# Notebook14 b) Combined Aspect Sentiment Model - Multi-class

This notebook brings together the best aspect models and the best sentiment model into one function, able to take in single raw reviews. This includes:

* 3 multi-class aspect models
* a binary sentiment model

Current sample reviews taken from TripAdvisor for each category are used to test the model.

* Section 1 - Import libraries
* Section 2 - Import data and models
* Section 3 - Functions
* Section 4 - Testing the model



Note:Notebook 14 b) repeats this model but takes account of neutral reviews. The results of Notebooks 14 a) and 14 b) are compared by using sample reviews of each category and assessing how well each performs.
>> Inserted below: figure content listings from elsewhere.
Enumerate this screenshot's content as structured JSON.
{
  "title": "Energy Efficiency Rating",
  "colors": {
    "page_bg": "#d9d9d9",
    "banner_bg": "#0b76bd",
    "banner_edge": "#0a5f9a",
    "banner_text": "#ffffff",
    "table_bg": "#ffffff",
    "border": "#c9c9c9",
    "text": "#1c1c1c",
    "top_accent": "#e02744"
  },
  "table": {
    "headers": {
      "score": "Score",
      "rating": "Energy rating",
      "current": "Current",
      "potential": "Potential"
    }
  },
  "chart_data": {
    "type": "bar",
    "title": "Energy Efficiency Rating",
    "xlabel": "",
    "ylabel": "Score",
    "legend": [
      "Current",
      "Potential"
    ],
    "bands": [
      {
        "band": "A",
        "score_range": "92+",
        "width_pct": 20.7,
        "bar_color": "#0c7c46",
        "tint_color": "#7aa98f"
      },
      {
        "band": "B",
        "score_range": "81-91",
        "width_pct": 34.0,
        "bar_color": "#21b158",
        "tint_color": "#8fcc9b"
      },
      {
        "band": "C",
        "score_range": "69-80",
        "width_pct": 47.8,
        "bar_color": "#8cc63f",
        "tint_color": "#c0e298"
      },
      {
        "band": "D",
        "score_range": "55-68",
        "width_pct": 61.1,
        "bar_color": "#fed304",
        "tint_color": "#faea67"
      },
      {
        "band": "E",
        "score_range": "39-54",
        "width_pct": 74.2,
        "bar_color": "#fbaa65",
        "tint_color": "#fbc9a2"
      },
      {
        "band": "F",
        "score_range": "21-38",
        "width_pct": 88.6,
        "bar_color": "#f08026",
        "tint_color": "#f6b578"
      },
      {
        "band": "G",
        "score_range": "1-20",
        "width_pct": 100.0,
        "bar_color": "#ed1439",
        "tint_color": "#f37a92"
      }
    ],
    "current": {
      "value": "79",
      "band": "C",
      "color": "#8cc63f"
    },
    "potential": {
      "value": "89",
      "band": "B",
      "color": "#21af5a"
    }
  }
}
The best model is then run with another sample of raw text reviews and results examined in Notebook 15.

# Section 1: Import libraries

In [12]:
import pandas as pd
import numpy as np
from textblob import TextBlob
from vaderSentiment.vaderSentiment import SentimentIntensityAnalyzer
from sklearn.svm import LinearSVC
import nltk
from nltk.tokenize import word_tokenize
from nltk.corpus import stopwords
from nltk.stem import WordNetLemmatizer
from sklearn import preprocessing
from sklearn.utils import class_weight
from keras.preprocessing.text import Tokenizer
from keras.callbacks import EarlyStopping,ModelCheckpoint
from keras.models import Sequential
from keras.layers import Dense,Flatten,Embedding,Dropout
import contractions
import pickle
import joblib
import string
import ast
import os
from spellchecker import SpellChecker
from keras.models import Sequential
from keras.preprocessing.sequence import pad_sequences
from keras.models import load_model
import warnings
warnings.filterwarnings('ignore')
from pandas import option_context

# Section 2: Import data and models

### Import Test data

In [13]:
def open_tok(name):
    with open(name, 'rb') as handle:
        file = pickle.load(handle)
        return file

### Import Tokenizers

In [73]:
# Tokenzier objects (all are TFIDF tokenizers except food which is Keras tokenizer object)
accom_tok = open_tok("accom_tok.pickle")
food_tok = open_tok("food_tokenizer.pickle")
attract_tok = open_tok("attract_tok.pickle")
sent_tok = open_tok('tok_sent_multiclass.pickle')

### Import Models

In [72]:
# Aspect models (Accom - ML Model SVM TFIDF, Food - Neural Network Model, Attract = ML Model SVM TFIDF)
model1 = joblib.load('best_model_accom.sav')
model2 = load_model('food.h5')
model3 = joblib.load('best_model_attract.sav')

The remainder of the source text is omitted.